Entre-temps, le Kremlin a commencé à considérer l’OTAN comme une menace existentielle depuis l’époque du Kosovo, ou depuis que l’Alliance atlantique a attaqué une zone d’influence russe sans passer par une résolution du Conseil de sécurité de l’ONU. Petit détail : la Russie aurait pu exercer son droit de veto mais Moscou – ou plutôt toute la procédure – a été contournée. « Ce fut un choc pour le Kremlin, cela signifiait que l’OTAN pouvait attaquer n’importe où, et à volonté, donc plus une alliance défensive mais une alliance offensive. En outre, également du Kosovo, est venue la prise de conscience de l’immense supériorité des États-Unis dans les armes conventionnelles à longue portée », a expliqué M. Sokov.

Les risques pour l’Italie

Tout cela aurait ébranlé la Russie au point de prendre des contre-mesures adéquates, à mettre en œuvre tant dans le renforcement des armements que dans le l’exhibition d’armes de plus en plus redoutables.
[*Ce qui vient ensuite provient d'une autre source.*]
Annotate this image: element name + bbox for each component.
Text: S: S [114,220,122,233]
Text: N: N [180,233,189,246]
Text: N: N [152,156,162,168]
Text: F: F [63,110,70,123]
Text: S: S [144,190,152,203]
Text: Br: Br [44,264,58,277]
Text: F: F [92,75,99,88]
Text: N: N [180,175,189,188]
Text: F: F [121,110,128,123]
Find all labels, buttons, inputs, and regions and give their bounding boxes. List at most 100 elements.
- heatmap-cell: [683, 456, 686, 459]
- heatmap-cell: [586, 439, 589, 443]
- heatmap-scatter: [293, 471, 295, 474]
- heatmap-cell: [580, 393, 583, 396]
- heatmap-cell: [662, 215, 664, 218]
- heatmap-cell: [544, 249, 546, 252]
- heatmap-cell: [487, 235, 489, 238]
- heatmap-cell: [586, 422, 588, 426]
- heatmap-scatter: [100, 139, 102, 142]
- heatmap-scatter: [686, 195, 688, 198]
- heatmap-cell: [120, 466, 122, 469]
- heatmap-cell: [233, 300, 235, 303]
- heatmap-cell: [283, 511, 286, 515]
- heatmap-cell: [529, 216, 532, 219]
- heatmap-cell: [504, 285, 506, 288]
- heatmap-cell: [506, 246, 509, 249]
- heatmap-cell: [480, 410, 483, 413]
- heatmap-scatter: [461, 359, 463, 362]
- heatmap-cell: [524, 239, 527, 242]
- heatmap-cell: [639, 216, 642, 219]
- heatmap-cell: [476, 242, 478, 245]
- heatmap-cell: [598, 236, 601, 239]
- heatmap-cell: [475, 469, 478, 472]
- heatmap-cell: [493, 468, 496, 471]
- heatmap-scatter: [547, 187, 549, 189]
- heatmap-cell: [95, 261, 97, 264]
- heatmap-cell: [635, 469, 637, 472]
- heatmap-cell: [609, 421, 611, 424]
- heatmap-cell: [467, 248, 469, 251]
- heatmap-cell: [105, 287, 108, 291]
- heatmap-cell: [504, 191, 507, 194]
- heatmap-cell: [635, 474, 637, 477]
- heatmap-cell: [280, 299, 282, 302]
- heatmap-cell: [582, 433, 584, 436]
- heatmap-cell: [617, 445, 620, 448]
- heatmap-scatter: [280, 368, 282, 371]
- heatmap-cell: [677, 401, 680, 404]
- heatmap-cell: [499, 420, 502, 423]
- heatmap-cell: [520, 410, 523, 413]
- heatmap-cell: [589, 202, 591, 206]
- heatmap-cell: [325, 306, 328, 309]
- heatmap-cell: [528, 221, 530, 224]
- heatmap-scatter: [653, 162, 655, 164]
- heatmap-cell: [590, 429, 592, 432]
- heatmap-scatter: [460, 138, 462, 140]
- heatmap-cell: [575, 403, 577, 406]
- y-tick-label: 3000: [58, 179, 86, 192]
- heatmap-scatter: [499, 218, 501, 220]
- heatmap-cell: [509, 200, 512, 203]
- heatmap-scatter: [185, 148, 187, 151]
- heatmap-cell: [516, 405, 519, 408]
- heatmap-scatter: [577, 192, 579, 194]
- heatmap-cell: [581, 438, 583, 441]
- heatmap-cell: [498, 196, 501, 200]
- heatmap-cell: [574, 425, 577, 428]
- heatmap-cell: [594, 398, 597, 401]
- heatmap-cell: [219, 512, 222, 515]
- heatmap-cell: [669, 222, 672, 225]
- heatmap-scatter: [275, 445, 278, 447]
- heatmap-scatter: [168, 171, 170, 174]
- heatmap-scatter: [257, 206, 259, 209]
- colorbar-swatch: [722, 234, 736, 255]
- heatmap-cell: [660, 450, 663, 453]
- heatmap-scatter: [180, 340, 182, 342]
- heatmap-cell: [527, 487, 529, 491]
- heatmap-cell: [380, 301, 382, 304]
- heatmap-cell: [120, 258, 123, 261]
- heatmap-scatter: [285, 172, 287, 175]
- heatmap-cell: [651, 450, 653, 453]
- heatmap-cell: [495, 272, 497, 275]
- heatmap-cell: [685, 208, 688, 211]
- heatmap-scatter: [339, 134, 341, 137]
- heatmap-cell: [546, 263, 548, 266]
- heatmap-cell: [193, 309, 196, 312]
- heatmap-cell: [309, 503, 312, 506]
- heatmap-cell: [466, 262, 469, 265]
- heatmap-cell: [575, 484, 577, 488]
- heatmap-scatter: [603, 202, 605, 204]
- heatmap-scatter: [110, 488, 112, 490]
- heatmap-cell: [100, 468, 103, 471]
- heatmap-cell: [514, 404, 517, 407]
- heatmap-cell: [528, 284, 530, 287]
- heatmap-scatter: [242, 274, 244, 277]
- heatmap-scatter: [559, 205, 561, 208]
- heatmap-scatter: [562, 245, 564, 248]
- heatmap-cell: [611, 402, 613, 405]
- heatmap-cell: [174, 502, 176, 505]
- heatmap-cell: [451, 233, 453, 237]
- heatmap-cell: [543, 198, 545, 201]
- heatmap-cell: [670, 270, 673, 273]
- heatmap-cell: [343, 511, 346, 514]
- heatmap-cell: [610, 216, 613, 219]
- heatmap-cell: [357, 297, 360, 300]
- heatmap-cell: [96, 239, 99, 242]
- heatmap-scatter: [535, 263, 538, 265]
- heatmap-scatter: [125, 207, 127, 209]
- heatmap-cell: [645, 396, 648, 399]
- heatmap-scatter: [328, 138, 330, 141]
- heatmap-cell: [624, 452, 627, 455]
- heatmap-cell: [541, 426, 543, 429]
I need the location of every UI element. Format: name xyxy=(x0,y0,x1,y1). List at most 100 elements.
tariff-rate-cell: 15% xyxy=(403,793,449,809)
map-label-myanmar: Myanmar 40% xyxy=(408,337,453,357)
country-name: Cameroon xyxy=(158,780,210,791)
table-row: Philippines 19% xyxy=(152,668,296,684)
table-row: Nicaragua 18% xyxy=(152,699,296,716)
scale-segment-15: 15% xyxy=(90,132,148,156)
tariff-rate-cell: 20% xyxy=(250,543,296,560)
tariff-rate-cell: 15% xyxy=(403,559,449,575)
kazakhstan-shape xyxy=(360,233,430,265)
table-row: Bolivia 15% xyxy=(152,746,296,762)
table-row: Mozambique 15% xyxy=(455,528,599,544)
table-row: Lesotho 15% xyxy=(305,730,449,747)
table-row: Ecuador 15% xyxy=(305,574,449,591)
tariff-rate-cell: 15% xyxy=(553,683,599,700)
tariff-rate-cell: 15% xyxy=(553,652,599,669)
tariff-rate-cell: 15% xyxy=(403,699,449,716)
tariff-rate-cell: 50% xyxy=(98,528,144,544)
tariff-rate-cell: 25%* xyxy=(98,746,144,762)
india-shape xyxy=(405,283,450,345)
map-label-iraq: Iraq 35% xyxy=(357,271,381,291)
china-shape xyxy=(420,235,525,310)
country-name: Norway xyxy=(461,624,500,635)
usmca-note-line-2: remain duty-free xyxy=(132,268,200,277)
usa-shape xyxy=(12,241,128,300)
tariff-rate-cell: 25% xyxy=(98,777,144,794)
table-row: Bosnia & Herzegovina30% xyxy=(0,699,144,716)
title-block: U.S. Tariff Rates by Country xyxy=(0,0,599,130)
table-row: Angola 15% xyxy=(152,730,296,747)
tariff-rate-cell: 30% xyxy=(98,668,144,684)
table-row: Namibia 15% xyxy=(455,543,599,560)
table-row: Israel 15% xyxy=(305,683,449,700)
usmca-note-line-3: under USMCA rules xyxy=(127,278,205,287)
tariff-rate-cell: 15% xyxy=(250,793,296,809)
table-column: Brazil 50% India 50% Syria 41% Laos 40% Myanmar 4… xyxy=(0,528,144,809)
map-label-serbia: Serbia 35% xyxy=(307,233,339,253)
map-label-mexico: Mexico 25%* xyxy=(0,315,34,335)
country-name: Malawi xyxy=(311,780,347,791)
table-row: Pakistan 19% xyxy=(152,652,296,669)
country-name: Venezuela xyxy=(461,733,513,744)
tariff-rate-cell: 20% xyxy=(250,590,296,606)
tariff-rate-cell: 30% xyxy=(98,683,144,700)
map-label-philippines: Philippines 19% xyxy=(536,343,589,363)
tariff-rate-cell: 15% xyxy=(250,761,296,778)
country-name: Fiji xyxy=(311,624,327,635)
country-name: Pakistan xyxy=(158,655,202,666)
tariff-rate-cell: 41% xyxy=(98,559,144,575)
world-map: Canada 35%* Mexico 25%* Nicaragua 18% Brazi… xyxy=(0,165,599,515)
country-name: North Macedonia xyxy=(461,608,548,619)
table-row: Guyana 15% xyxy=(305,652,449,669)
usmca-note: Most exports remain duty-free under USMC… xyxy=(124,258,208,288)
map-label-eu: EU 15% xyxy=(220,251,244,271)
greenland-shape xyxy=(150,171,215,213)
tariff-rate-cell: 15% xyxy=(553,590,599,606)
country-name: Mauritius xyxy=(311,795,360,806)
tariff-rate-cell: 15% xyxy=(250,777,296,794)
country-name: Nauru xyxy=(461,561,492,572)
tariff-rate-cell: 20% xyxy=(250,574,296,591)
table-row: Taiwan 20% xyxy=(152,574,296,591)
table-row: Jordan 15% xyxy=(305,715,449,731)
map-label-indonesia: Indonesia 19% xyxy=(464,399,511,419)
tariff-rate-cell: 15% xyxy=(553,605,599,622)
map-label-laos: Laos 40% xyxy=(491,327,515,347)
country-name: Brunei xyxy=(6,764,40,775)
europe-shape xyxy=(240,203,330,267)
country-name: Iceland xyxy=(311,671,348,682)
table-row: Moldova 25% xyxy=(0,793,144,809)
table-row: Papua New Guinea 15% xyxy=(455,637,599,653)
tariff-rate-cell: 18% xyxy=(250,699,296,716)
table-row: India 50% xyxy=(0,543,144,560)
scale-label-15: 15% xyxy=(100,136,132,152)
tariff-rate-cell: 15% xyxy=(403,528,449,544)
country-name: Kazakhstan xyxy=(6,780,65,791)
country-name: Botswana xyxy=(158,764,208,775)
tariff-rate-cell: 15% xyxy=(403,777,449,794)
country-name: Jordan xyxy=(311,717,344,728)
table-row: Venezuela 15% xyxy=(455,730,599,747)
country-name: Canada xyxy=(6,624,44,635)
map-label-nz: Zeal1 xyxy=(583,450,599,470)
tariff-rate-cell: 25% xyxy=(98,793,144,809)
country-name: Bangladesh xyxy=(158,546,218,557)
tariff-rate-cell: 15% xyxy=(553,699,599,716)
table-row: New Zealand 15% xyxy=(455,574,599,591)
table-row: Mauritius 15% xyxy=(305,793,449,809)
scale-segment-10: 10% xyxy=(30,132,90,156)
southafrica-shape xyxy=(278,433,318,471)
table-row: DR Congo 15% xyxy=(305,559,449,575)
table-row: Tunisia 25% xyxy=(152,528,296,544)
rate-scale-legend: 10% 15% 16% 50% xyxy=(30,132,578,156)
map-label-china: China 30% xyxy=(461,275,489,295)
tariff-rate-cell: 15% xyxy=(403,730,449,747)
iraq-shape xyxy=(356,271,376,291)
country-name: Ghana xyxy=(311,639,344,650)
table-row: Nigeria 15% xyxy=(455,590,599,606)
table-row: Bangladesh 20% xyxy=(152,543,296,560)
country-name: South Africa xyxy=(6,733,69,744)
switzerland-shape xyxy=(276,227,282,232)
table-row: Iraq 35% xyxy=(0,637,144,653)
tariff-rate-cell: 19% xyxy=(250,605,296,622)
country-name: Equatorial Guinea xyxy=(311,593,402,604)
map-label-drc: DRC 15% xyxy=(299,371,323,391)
Le concept d’une « attaque nucléaire préventive, ciblée et garantie » a également émergé, visant spécifiquement à forcer un adversaire plus puissant à arrêter « ses opérations avec des armes conventionnelles contre la Russie, sous peine d’holocauste nucléaire ».

Et Federico Giuliani de conclure que face à une éventuelle escalade militaire, les objectifs du Kremlin seraient des bases militaires. Aviano, dans le Frioul-Vénétie Julienne, serait parmi les cibles russes car « les toutes premières à être touchées par une attaque de désescalade seraient les bases aériennes des USA et de l’OTAN ». En plus d’Aviano, a ajouté Sokov, la liste hypothétique de Poutine comprendrait quelques bases en Pologne, celles en Allemagne et, surtout, les bases britanniques.

« Nous ne parlons pas du lancement d’armes nucléaires tactiques russes à portée intermédiaire, mais de celles à longue portée », a souligné l’expert, ajoutant que Poutine pourrait appuyer sur le « bouton rouge », à la simple idée que les États-Unis pourraient le faire donc avant lui, ou avoir l’intention d’imposer un changement de régime à la Russie.